- Official name: Vileshchay Dam
- Country: Azerbaijan
- Location: Masally District
- Coordinates: 39°00′14″N 48°35′27″E﻿ / ﻿39.00389°N 48.59083°E
- Purpose: recreation
- Opening date: 1986

Dam and spillways
- Impounds: Vileshchay River

Reservoir
- Creates: Vileshchay Dam Reservoir
- Total capacity: 46 000 000 m³

= Vileshchay reservoir =

Dam in Masally District, Azerbaijan

Vileshchay Reservoir is a reservoir created by the water of the Vilesh river, also called the Vileshchay river. The reservoir is located in the Masally Rayon of Azerbaijan.
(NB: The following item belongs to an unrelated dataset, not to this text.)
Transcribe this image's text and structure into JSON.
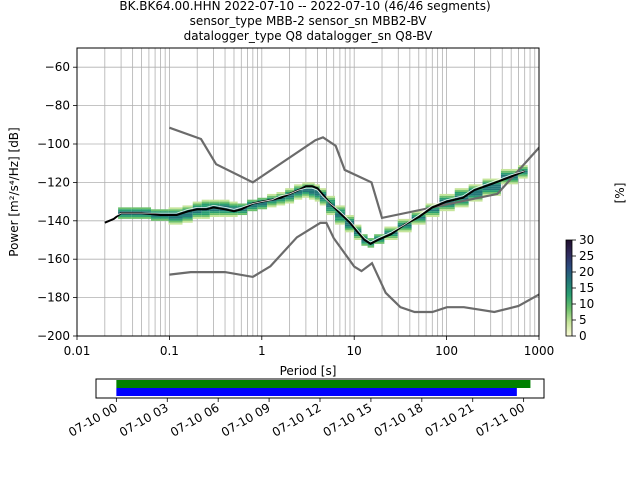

The reservoir's volume is 46 million m^{3} and is a major attraction for tourists and therefore becoming a place of many hotels and resorts. The height of the dam is 37 meters and the overall horizontal length is 3.2 km. The government of the region will be increasing the height of the dam by 15 meters with a new construction, which is going to increase the volume to 130 million m^{3}.

In 2012, President Ilham Aliyev laid the foundations of a new water supply system in Masally, using the existing Vileshchay reservoir but also building a new reservoir.
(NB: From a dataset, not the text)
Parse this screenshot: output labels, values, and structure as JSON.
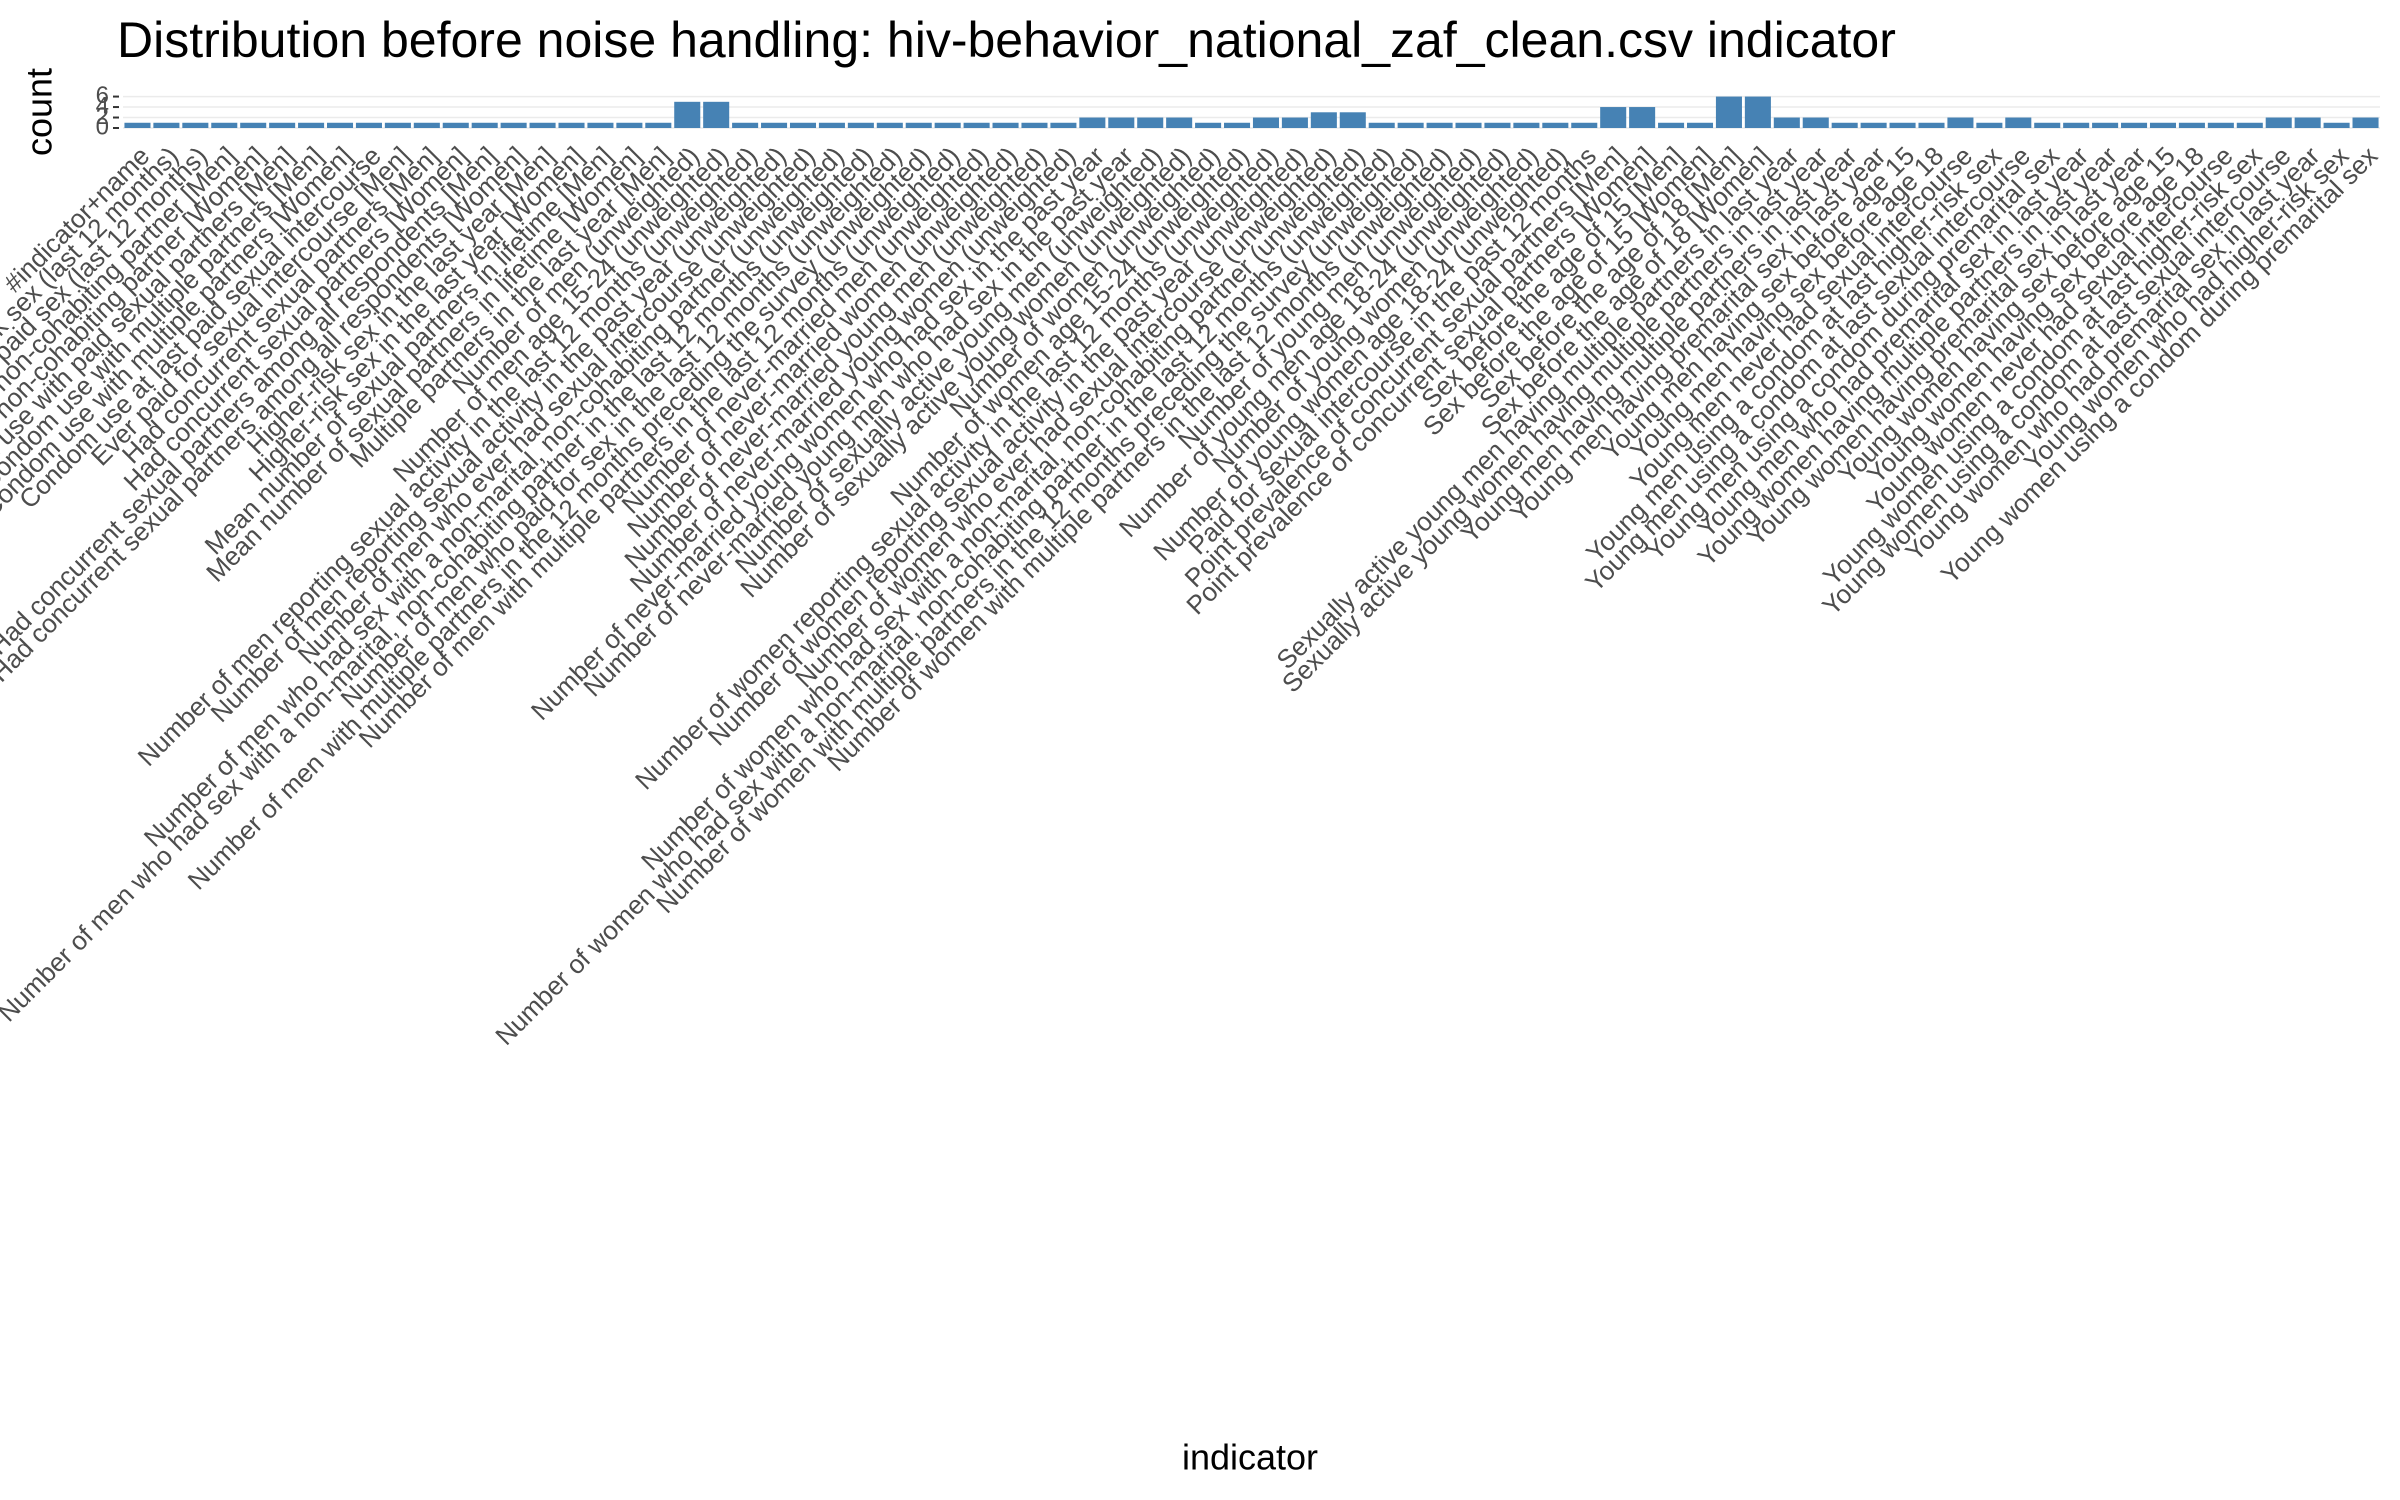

According to a 2011 environmental assessment prepared by a Texas company (Aim Texas Trading), in cooperation with The World Bank, "Vileshchay Reservoir Water, is highly contaminated by the Enterococs [sic] and other microbial indicators because of the intensive breeding the stock and grazing activities in the upstreams of the river."